Conclusion and Recommendations

This paper examined the relationship between internal migration, socioeconomic status and remittances, drawing on the experiences of migrant adolescent girl head porters in the cities of Accra and Kumasi in Ghana. The evidence presented in the paper suggests that poverty is the chief driver of the girls' migration. For this reason, the migration of adolescents largely appears to have an instrumental value, a kind of social protection mechanism to manage household poverty. Yet, only 36% of the adolescents remit to their families for various purposes, including the payment of school fees and improving household consumption. Factors such as age and the length of time spent working as a head porter positively and significantly influenced remittances. While remittances improved the lives of impoverished families, they carried a high cost for the adolescents, who stayed out of formal schooling, either temporarily or permanently.
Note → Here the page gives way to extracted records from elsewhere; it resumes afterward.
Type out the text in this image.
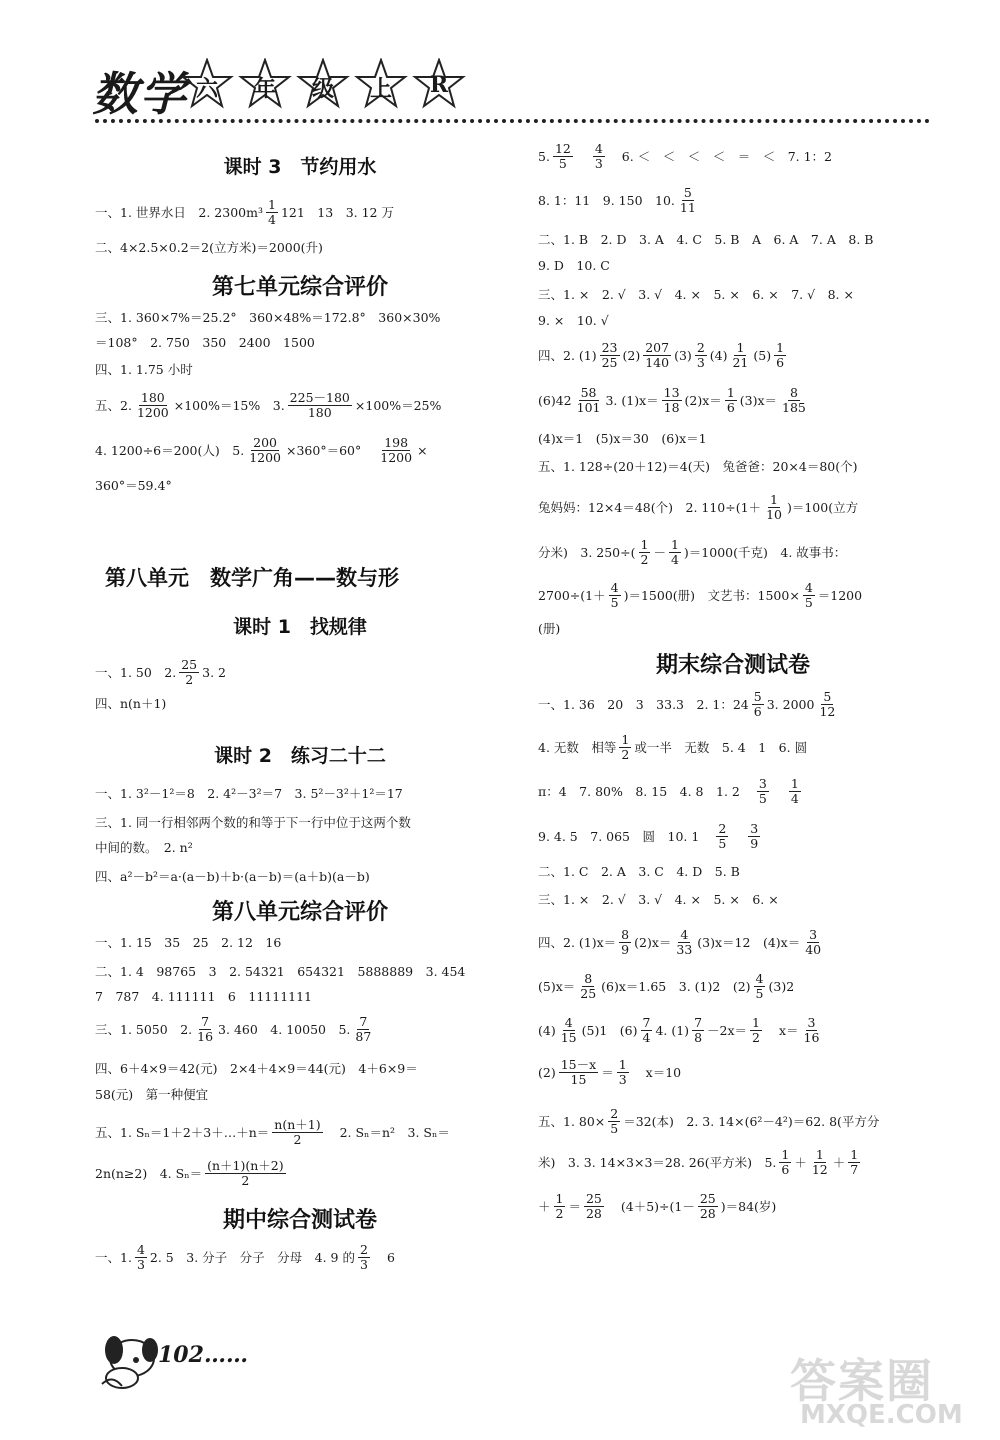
数学 六	年	级	上	R
课时 3　节约用水
一、1. 世界水日　2. $2300m^3 \frac{1}{4} 121$　13　3. 12 万
二、4×2.5×0.2＝2(立方米)＝2000(升)
第七单元综合评价
三、1. 360×7%＝25.2°　360×48%＝172.8°　360×30%
＝108°　2. 750　350　2400　1500
四、1. 1.75 小时
五、2. $\frac{180}{1200} \times 100\%=15\%$　3. $\frac{225-180}{180} \times 100\%=25\%$
4. 1200÷6＝200(人)　5. $\frac{200}{1200} \times 360^\circ=60^\circ \frac{198}{1200}$ ×
360°＝59.4°
第八单元　数学广角——数与形
课时 1　找规律
一、1. 50　2. $\frac{25}{2} 3$. 2
四、n(n＋1)
课时 2　练习二十二
一、1. 3²－1²＝8　2. 4²－3²＝7　3. 5²－3²＋1²＝17
三、1. 同一行相邻两个数的和等于下一行中位于这两个数
中间的数。　2. n²
四、a²－b²＝a·(a－b)＋b·(a－b)＝(a＋b)(a－b)
第八单元综合评价
一、1. 15　35　25　2. 12　16
二、1. 4　98765　3　2. 54321　654321　5888889　3. 454
7　787　4. 111111　6　11111111
三、1. 5050　2. $\frac{7}{16} 3$. 460　4. 10050　5. $\frac{7}{87}$
四、6＋4×9＝42(元)　2×4＋4×9＝44(元)　4＋6×9＝
58(元)　第一种便宜
五、1. Sₙ＝1＋2＋3＋…＋n＝ $\frac{n(n+1)}{2} 2$. Sₙ＝n²　3. Sₙ＝
2n(n≥2)　4. $S_n= \frac{(n+1)(n+2)}{2}$
期中综合测试卷
一、1. $\frac{4}{3} 2$. 5　3. 分子　分子　分母　4. 9 的 $\frac{2}{3} 6$
5. $\frac{12}{5} \frac{4}{3} 6$. ＜　＜　＜　＜　＝　＜　7. 1：2
8. 1：11　9. 150　10. $\frac{5}{11}$
二、1. B　2. D　3. A　4. C　5. B　A　6. A　7. A　8. B
9. D　10. C
三、1. ×　2. √　3. √　4. ×　5. ×　6. ×　7. √　8. ×
9. ×　10. √
四、2. $(1) \frac{23}{25} (2) \frac{207}{140} (3) \frac{2}{3} (4) \frac{1}{21} (5) \frac{1}{6}$
$(6)42 \frac{58}{101} 3$. $(1)x= \frac{13}{18} (2)x= \frac{1}{6} (3)x= \frac{8}{185}$
(4)x＝1　(5)x＝30　(6)x＝1
五、1. 128÷(20＋12)＝4(天)　兔爸爸：20×4＝80(个)
兔妈妈：12×4＝48(个)　2. $110\div(1+ \frac{1}{10} )=100$(立方
分米)　3. $250\div( \frac{1}{2} - \frac{1}{4} )=1000$(千克)　4. 故事书：
$2700\div(1+ \frac{4}{5} )=1500$(册)　文艺书：$1500\times \frac{4}{5} =1200$
(册)
期末综合测试卷
一、1. 36　20　3　33.3　2. 1：$24 \frac{5}{6} 3$. $2000 \frac{5}{12}$
4. 无数　相等 $\frac{1}{2}$ 或一半　无数　5. 4　1　6. 圆
π：4　7. 80%　8. 15　4. 8　1. $2 \frac{3}{5} \frac{1}{4}$
9. 4. 5　7. 065　圆　10. $1 \frac{2}{5} \frac{3}{9}$
二、1. C　2. A　3. C　4. D　5. B
三、1. ×　2. √　3. √　4. ×　5. ×　6. ×
四、2. $(1)x= \frac{8}{9} (2)x= \frac{4}{33} (3)x=12$　$(4)x= \frac{3}{40}$
$(5)x= \frac{8}{25} (6)x=1.65$　3. (1)2　$(2) \frac{4}{5} (3)2$
$(4) \frac{4}{15} (5)1$　$(6) \frac{7}{4} 4$. $(1) \frac{7}{8} -2x= \frac{1}{2} x= \frac{3}{16}$
$(2) \frac{15-x}{15} = \frac{1}{3} x=10$
五、1. $80\times \frac{2}{5} =32$(本)　2. 3. 14×(6²－4²)＝62. 8(平方分
米)　3. 3. 14×3×3＝28. 26(平方米)　5. $\frac{1}{6} + \frac{1}{12} + \frac{1}{7}$
＋ $\frac{1}{2} = \frac{25}{28} (4+5)\div(1- \frac{25}{28} )=84$(岁)
102……	答案圈
MXQE.COM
This study shows that the practice of adolescents forgoing formal schooling to engage in the kayayoo business, jeopardizes the future manpower development needs of Ghana because women constitute 52% of the population, of which adolescents are an integral part. The process of migration also caused some adolescents and their families to be poorer because some families borrowed money to finance their trips. Thirty percent of the adolescents' earnings were spent on healthcare. Some of these adolescents were unable to return home against their wishes, thus becoming socially dislocated. Based on the evidence, two strands of policy recommendations are proffered - short-term and long-term. In the short-term, the Ministry of Gender, Children and Social Protection must collaborate with the Kayayoo Association to identify adolescent girls who work as head porters, to raise money to pay their school fees in line with the Free Senior High School Policy. This strategy will ensure that such girls are not deprived of education because of poverty. In the long-term, the state must deliberately roll out plans to close or narrow the development gap between the north and the south through the establishment of relevant industries and factories to provide employment opportunities. Northern Ghana is a largely agricultural economy and so the construction of dams for irrigation to ensure all-year farming may help boost the local economy of the area. It is in this context that the government's 'One Village, One Dam' and 'One Village, One Factory' policy, if successfully implemented, could provide a fertile ground for the structural transformation of Northern Ghana.

 

Acknowledgment

The Council for the Development of Social Science Research in Africa (CODESRIA) supported the research for this paper under the African Diaspora Support to African Universities Program.